|Nutritional Guidelines (per serving)|
|Amount per serving|
|% Daily Value*|
|Total Fat 34g||44%|
|Saturated Fat 9g||43%|
|Total Carbohydrate 15g||5%|
|Dietary Fiber 4g||14%|
|Total Sugars 5g|
|Vitamin C 29mg||143%|
|*The % Daily Value (DV) tells you how much a nutrient in a food serving contributes to a daily diet. 2,000 calories a day is used for general nutrition advice.|
This recipe for Indian masala kheema, which translates roughly as meat mince, can be made with any meat you prefer—chicken, lamb, pork, goat meat, or any combination such as minced pork and veal. This dish, however, has become synonymous with lamb as this is a pantry staple in India.
Masala kheema is a flavorful combination of onion, garlic, ginger, spices, meat, and tomatoes, making a comforting dish that is easily accessible since garam masala is the only truly Indian ingredient. This dish also often contains peas and potatoes. This recipe, however, calls for both garlic paste and ginger paste, which you can make easily on your own, or you can purchase at some grocery stores; look for it in the produce section. The dish is extremely versatile and simply changing the ingredients in the masala (the spice and onion mixture) can result in a great new taste each time.
Serve with chapatis (Indian flatbread) or parathas (pan-fried Indian flatbread) or plain boiled, fragrant basmati rice. Masala kheema can be eaten as a main course for lunch or dinner. It's also good served alongside dal (soup-like lentils) and a leafy green salad for a well-rounded meal.
3 tablespoons vegetable, canola, or sunflower oil
1 teaspoon cumin seeds
2 medium onions, finely chopped
1 tablespoon garlic paste
1 tablespoon ginger paste
2 tablespoons ground coriander
1 tablespoon ground cumin
1 tablespoon garam masala
Kosher salt, to taste
1 pound ground beef, or any other ground meat
2 medium tomatoes, finely chopped
1 tablespoon freshly squeezed lime juice
1/4 cup coarsely chopped cilantro leaves, for garnish
Gather the ingredients.
Heat the cooking oil in a wok or deep pan over medium heat.
Add the cumin seeds and fry for 1 minute or until the seeds stop spluttering.
Add the onions and sauté till they turn a pale golden color, about 5 minutes.
Add the garlic and ginger pastes and fry for 1 minute to get rid of the "raw" fragrance.
Add the coriander, cumin, garam masala, and salt to taste and sauté, stirring almost continuously, until the oil begins to separate from the masala. (When this happens, you know the spices are cooked to perfection.)
Add the meat to the masala and sauté until browned, stirring often to prevent burning— about 5 to 7 minutes.
Add the tomatoes, stir, and cook until they are soft.

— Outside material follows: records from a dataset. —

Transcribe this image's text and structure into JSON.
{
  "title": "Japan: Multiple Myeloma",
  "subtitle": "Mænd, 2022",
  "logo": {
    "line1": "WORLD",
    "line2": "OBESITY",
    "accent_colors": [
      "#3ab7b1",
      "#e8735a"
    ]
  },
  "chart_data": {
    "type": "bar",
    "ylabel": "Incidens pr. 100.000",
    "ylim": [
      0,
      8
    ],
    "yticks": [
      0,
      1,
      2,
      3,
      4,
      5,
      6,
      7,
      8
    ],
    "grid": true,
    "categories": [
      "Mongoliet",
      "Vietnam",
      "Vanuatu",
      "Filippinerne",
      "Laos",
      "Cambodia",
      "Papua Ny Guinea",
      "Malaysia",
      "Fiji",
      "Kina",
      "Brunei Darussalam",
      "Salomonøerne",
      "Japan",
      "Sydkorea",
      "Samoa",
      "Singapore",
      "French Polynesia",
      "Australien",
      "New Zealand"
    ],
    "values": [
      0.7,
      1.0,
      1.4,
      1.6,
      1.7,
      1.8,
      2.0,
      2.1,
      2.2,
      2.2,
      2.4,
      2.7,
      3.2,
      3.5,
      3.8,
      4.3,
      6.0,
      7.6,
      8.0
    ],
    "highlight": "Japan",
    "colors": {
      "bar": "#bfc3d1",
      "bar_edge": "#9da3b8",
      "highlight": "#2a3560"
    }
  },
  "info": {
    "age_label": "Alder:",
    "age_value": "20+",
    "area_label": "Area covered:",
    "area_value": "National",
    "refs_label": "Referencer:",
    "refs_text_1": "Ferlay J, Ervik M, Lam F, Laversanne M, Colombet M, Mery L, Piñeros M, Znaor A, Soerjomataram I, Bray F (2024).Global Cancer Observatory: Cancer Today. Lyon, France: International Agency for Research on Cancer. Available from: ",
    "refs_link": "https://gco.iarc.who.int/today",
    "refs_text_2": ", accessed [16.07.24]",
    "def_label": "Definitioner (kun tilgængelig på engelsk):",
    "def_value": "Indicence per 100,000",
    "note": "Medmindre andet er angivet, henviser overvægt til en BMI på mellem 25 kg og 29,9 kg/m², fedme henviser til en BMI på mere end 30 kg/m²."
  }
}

Turn off the heat, add the lime or lemon juice, and stir to mix well.
Garnish with chopped coriander leaves and serve hot.
- For a heartier meal, toss in 1 cup of fresh or frozen green peas and 2 to 3 potatoes (washed and cut into 1/2-inch cubes) just after the meat is browned. It's the perfect one-pot dish for a busy weeknight.
- If you do have more time on your hands, you can make your own garam masala. Literally meaning "hot spices," this spice mixture doesn't have to be spicy at all. Since recipes can change from region to region, there really is no set ingredient list, although most garam masalas include cumin, coriander, cloves, cardamom, cinnamon, nutmeg, and black pepper. What the recipes do have in common is that the spices are usually toasted in a dry skillet to bring out their essence before being ground together.
How to Store and Freeze Indian Masala Keema
This is the meal that keeps on giving. Masala kheema tastes even better the next day and makes a great sandwich or wrap filling. This recipe will keep in the refrigerator for 3 to 4 days, covered. You can reheat it in the microwave or on the stovetop over low heat. If you can't use it right away, freeze any leftovers to eat later on. You can also freeze keema, along with rice if desired, for up to 3 months. Defrost in the refrigerator or add it frozen to a saucepan over medium-low heat and a little water or oil so it doesn't stick to the pot.